Waduh! Pengusaha Listrik Swasta Akui Stok Batu Bara Kritis

Cantika Adinda Putri, CNBC Indonesia
10 January 2022 14:40
APLSI: Pasokan Batu Bara ke Pembangkit Terhambta Cuaca & Pengiriman   (CNBC Indonesia TV)
Foto: APLSI: Pasokan Batu Bara ke Pembangkit Terhambta Cuaca & Pengiriman (CNBC Indonesia TV)

Jakarta, CNBC Indonesia - Asosiasi Produsen Swasta Indonesia (APLSI) mengungkapkan pada periode Desember 2021 dan Januari 2022, beberapa anggotanya melaporkan telah mengalami kekurangan pasokan batu bara.

Ketua APLSI Arthur Simatupang menjelaskan, pasokan batu bara idealnya untuk dipasok 15 - 20 hari. "Kemarin sempat ada anggota yang di bawah 5 hari, memang tidak terlalu banyak.
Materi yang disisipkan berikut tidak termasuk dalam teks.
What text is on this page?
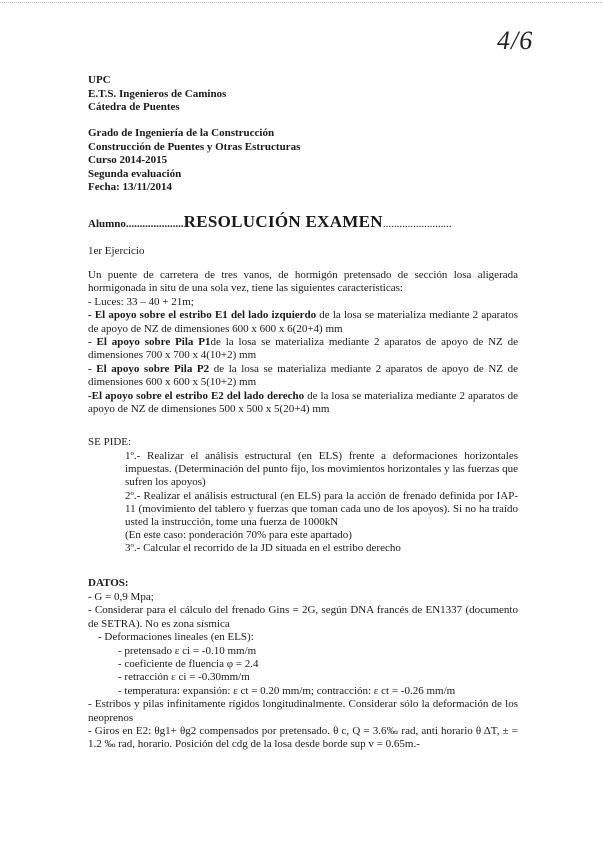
4/6
UPC
E.T.S. Ingenieros de Caminos
Cátedra de Puentes
Grado de Ingeniería de la Construcción
Construcción de Puentes y Otras Estructuras
Curso 2014-2015
Segunda evaluación
Fecha: 13/11/2014
Alumno.....................RESOLUCIÓN EXAMEN.........................
1er Ejercicio

Un puente de carretera de tres vanos, de hormigón pretensado de sección losa aligerada hormigonada in situ de una sola vez, tiene las siguientes características:

- Luces: 33 – 40 + 21m;

- El apoyo sobre el estribo E1 del lado izquierdo de la losa se materializa mediante 2 aparatos de apoyo de NZ de dimensiones 600 x 600 x 6(20+4) mm

- El apoyo sobre Pila P1de la losa se materializa mediante 2 aparatos de apoyo de NZ de dimensiones 700 x 700 x 4(10+2) mm

- El apoyo sobre Pila P2 de la losa se materializa mediante 2 aparatos de apoyo de NZ de dimensiones 600 x 600 x 5(10+2) mm

-El apoyo sobre el estribo E2 del lado derecho de la losa se materializa mediante 2 aparatos de apoyo de NZ de dimensiones 500 x 500 x 5(20+4) mm

SE PIDE:

1º.- Realizar el análisis estructural (en ELS) frente a deformaciones horizontales impuestas. (Determinación del punto fijo, los movimientos horizontales y las fuerzas que sufren los apoyos)

2º.- Realizar el análisis estructural (en ELS) para la acción de frenado definida por IAP-11 (movimiento del tablero y fuerzas que toman cada uno de los apoyos). Si no ha traído usted la instrucción, tome una fuerza de 1000kN

(En este caso: ponderación 70% para este apartado)

3º.- Calcular el recorrido de la JD situada en el estribo derecho

DATOS:

- G = 0,9 Mpa;

- Considerar para el cálculo del frenado Gins = 2G, según DNA francés de EN1337 (documento de SETRA). No es zona sísmica

- Deformaciones lineales (en ELS):

- pretensado ε ci = -0.10 mm/m

- coeficiente de fluencia φ = 2.4

- retracción ε ci = -0.30mm/m

- temperatura: expansión: ε ct = 0.20 mm/m; contracción: ε ct = -0.26 mm/m

- Estribos y pilas infinitamente rígidos longitudinalmente. Considerar sólo la deformación de los neoprenos

- Giros en E2: θg1+ θg2 compensados por pretensado. θ c, Q = 3.6‰ rad, anti horario θ ΔT, ± = 1.2 ‰ rad, horario. Posición del cdg de la losa desde borde sup v = 0.65m.-
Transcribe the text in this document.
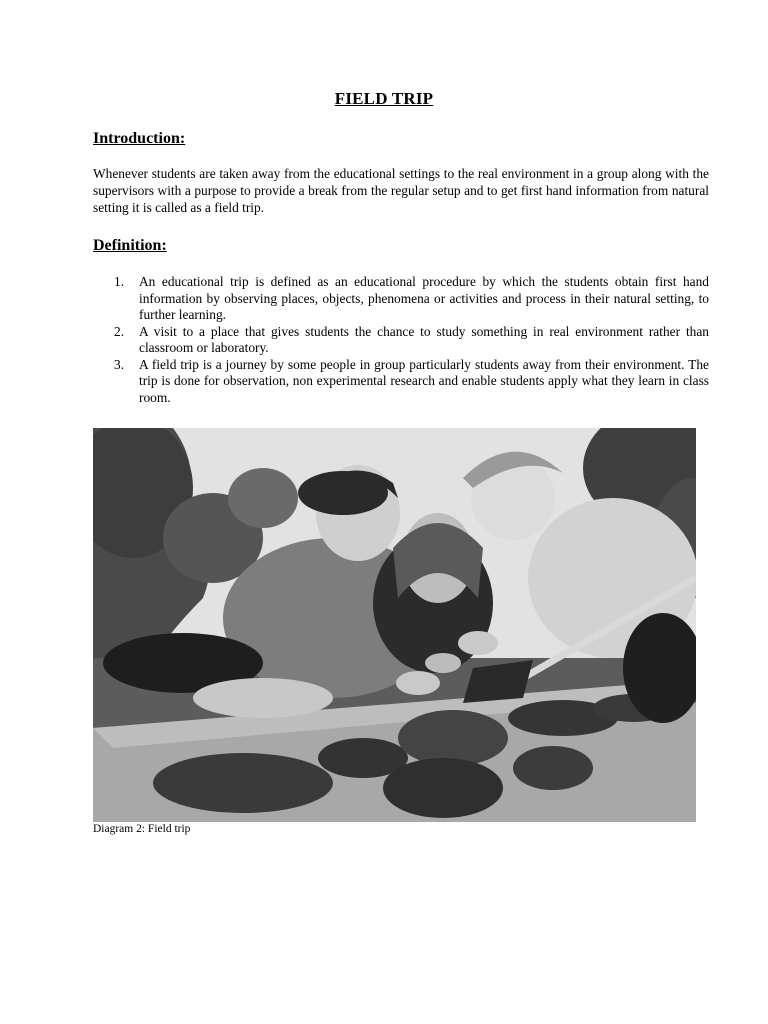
FIELD TRIP
Introduction:

Whenever students are taken away from the educational settings to the real environment in a group along with the supervisors with a purpose to provide a break from the regular setup and to get first hand information from natural setting it is called as a field trip.

Definition:
1. An educational trip is defined as an educational procedure by which the students obtain first hand information by observing places, objects, phenomena or activities and process in their natural setting, to further learning.
2. A visit to a place that gives students the chance to study something in real environment rather than classroom or laboratory.
3. A field trip is a journey by some people in group particularly students away from their environment. The trip is done for observation, non experimental research and enable students apply what they learn in class room.
Diagram 2: Field trip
Rata-rata di Jawa dan Sulawesi Selatan itu sekitar 10 hari," jelas Arthur dalam Energy Corner, CNBC Indonesia, Senin (10/1/2022).

APLSI pun, kata Arthur telah berkoordinasi dengan PLN dan mengungkapkan bahwa pasokan dari sisi listrik terutama di Jawa, Madura, dan Bali telah mencapai level yang kritikal.

Oleh karena itu, saat ini para anggota APLSI, kata Arthur tengah melakukan balancing antara kontrak batu bara jangka pendek dan jangka panjang.

Selain itu, menurut Arthur transisi energi memang sudah harus dibutuhkan, sehingga ketergantungan batu bara bisa berkurang ke depannya.

Pasalnya saat ini, kapasitas PLTU batu bara sebesar 50%. Sementara dari produksi listrik sebanyak dua pertiga didatangkan dari sumber energi berbasis batu bara.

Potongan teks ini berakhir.